Popcorn Refill: Interval
The Iconic Moment: Running Shaadi has a couple of breezy moments that leave you with a chuckle.
Bharose (Amit Sadh), a Bihari migrant in Amritsar works in a bridal wear store and is secretly in love with the owner's daughter Nimmi (Taapsee Pannu). The film opens with her making a startling confession to him that she got hanky-panky with a guy and now fears missing her monthly periods. Bharose being our desi hero somehow manages to bail her out of the situation.
Times passes by. Nimmi soon joins college and starts ignoring Bharose as she feels embarrassed of their friendship. Angered by her changed behaviour and post a tiff with her father, Bharose quits his job and decides to move on by giving his nod to marry a young girl in his hometown Bihar.
While coming across a couple who are being beaten up by their families for eloping, a jobless Bharose gets an idea of coming up with a website that helps lovers elope. He and his close friend Cyberjeet (Arsh Bajwa) start Running Shaadi along with some financial help from Nimmi.
Things work smoothly until one day Nimmi turns to seek help from Bharose to elope with Shanty, a guy she is supposedly in love with. Will Bharose let go of his love?
Amit Roy churns some madcap fun surrounding the Great Indian Wedding and seems to heavily borrowed from films like Band Baja Baraat and Jab We Met. Thankfully, he has lent some depth to his lead characters and that ensures a some-what smooth sail.
The film starts with a bang and then whimpers until the second half begins. Post interval, you get to see an interesting mix of characters thrown in the plot with occasional comic relief.
Taapsee Pannu exhibits the right amount of spunkiness and lends a quirky touch to her role. She has her own moments of shine. On the flip side, her heavily accented Punjabi make you miss a dialogue or two.
Amit Sadh delivers a sincere performance and together with Taapsee tugs your heartstrings in few scenes.
Arsh Bajwa is a total fun to watch. Brijendra Kala too adds a humourous touch to the film.
Running Shaadi starts off as a novel concept of 'runaway marriages' only to fall prey to a clichéd Bollywood love story. Amit Roy and Navjyot Gulati's writing sparkles and entertains but only in bits and pieces.
Every time the word '.com' is beeped from the dialogues, it acts more like a party pooper and ruins the cinematic experience as a distraction.
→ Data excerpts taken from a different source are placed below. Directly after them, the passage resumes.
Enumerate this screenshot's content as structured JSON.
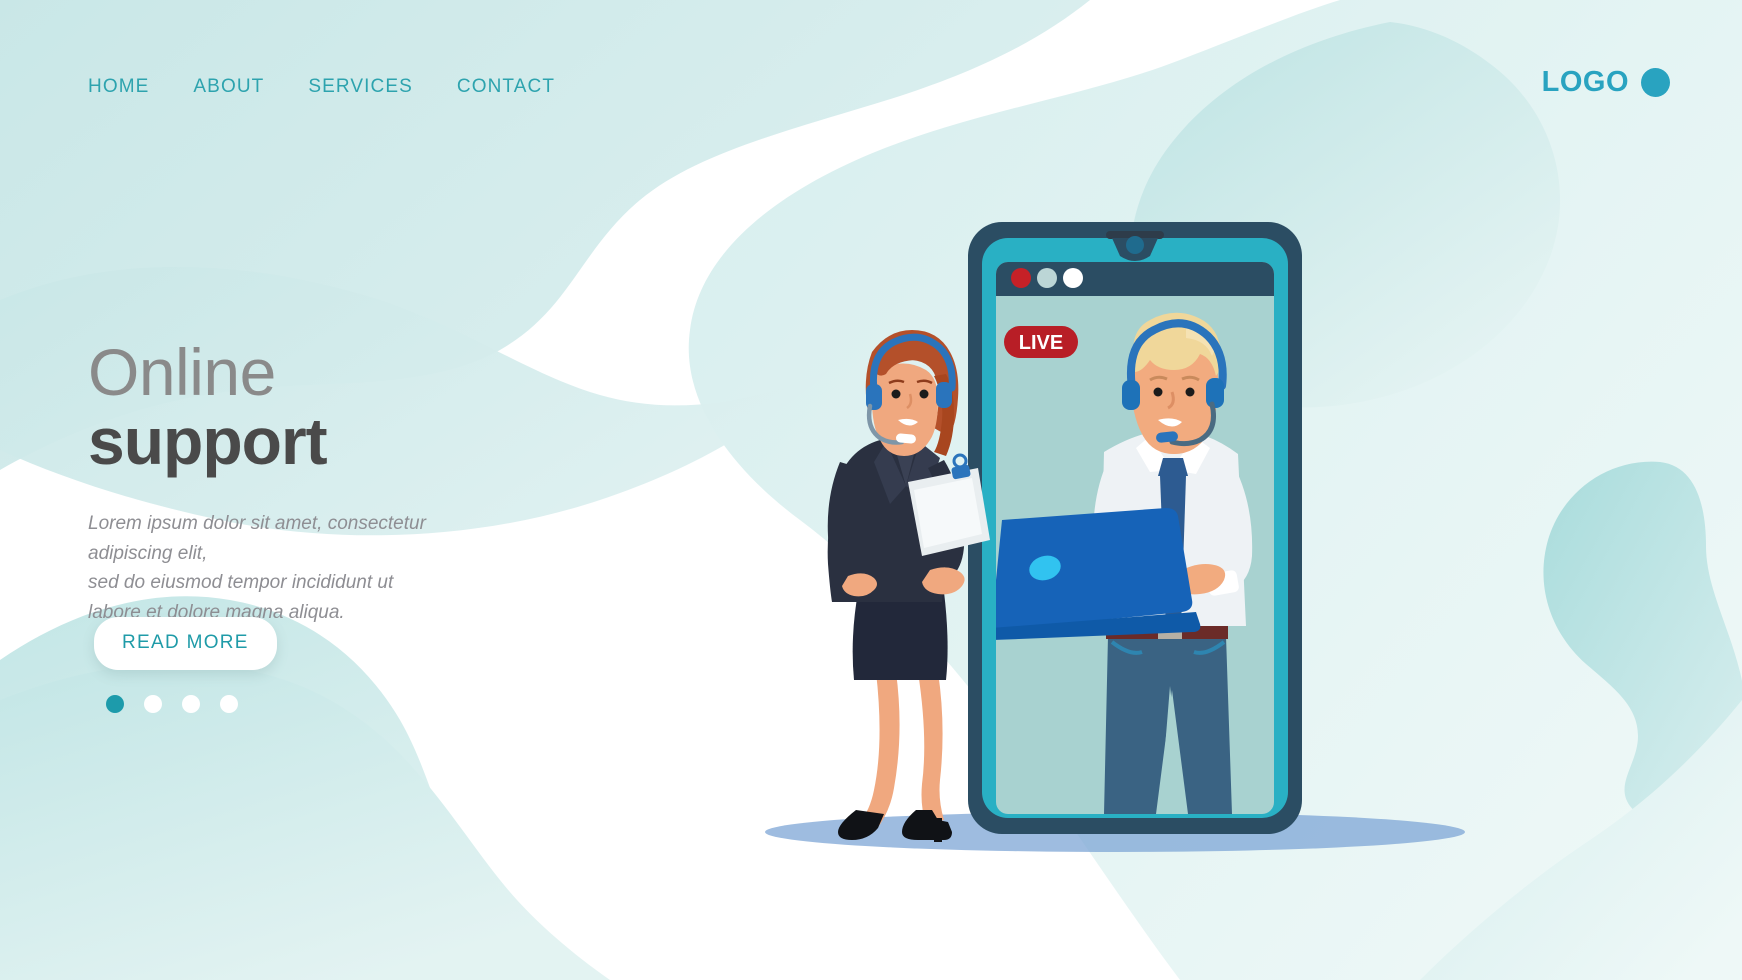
{
  "page": {
    "title": "Online support",
    "background_color": "#ffffff",
    "blob_color_light": "#cdeaea",
    "blob_color_pale": "#e5f4f4",
    "accent_teal": "#2da3ae",
    "brand_teal": "#29a3c0"
  },
  "nav": {
    "items": [
      {
        "label": "HOME"
      },
      {
        "label": "ABOUT"
      },
      {
        "label": "SERVICES"
      },
      {
        "label": "CONTACT"
      }
    ]
  },
  "brand": {
    "text": "LOGO",
    "dot_icon": "filled-circle-icon",
    "color": "#29a3c0"
  },
  "hero": {
    "title_line_1": "Online",
    "title_line_2": "support",
    "title_line_1_color": "#8a8a8a",
    "title_line_2_color": "#4a4a4a",
    "paragraph_line_1": "Lorem ipsum dolor sit amet, consectetur adipiscing elit,",
    "paragraph_line_2": "sed do eiusmod tempor incididunt ut",
    "paragraph_line_3": "labore et dolore magna aliqua.",
    "paragraph_color": "#8e8e93"
  },
  "cta": {
    "label": "READ MORE",
    "text_color": "#1f9ba8",
    "background": "#ffffff"
  },
  "carousel": {
    "total_dots": 4,
    "active_index": 1,
    "active_color": "#1d9bab",
    "inactive_color": "#ffffff"
  },
  "illustration": {
    "phone": {
      "frame_color": "#2b4d63",
      "bezel_color": "#29b0c4",
      "screen_color": "#a8d2d0",
      "notch_speaker_color": "#2e3c4a",
      "camera_color": "#1f6b8e",
      "titlebar_color": "#2b4d63",
      "window_dots": [
        {
          "name": "close-dot",
          "color": "#c62127"
        },
        {
          "name": "minimize-dot",
          "color": "#bcd6d6"
        },
        {
          "name": "maximize-dot",
          "color": "#ffffff"
        }
      ]
    },
    "live_badge": {
      "label": "LIVE",
      "background": "#b81e26",
      "text_color": "#ffffff"
    },
    "agent_male": {
      "description": "male support agent with headset holding laptop",
      "hair_color": "#f0d79a",
      "skin_color": "#f2ab7f",
      "shirt_color": "#eef2f5",
      "tie_color": "#2d5b91",
      "jeans_color": "#3a6383",
      "belt_color": "#6b2b28",
      "headset_color": "#1e72b8",
      "laptop_color": "#1663b8",
      "laptop_logo_color": "#31c3f0"
    },
    "agent_female": {
      "description": "female support agent with headset holding clipboard",
      "hair_color": "#b4502a",
      "skin_color": "#f0a87f",
      "suit_color": "#2a3040",
      "skirt_color": "#22283a",
      "necklace_color": "#e8613c",
      "headset_color": "#2a74bc",
      "clipboard_color": "#e9eef0",
      "clipboard_clip_color": "#2a74bc",
      "shoe_color": "#101216"
    },
    "ground_shadow_color": "#7da6d6"
  }
}
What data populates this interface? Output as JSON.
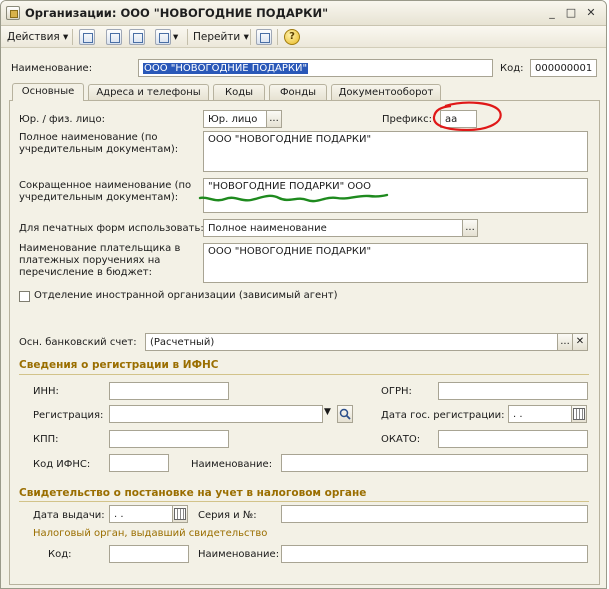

The cinematography works just fine but the film could have been snipped by a few minutes.
The film scores low in the music department as none of the songs seem to have a recall value.
Running Shaadi could have made for a good short film instead. Stretching the runtime to 114 minutes doesn't serve the purpose. Nevertheless, it still makes up a partly entertaining watch.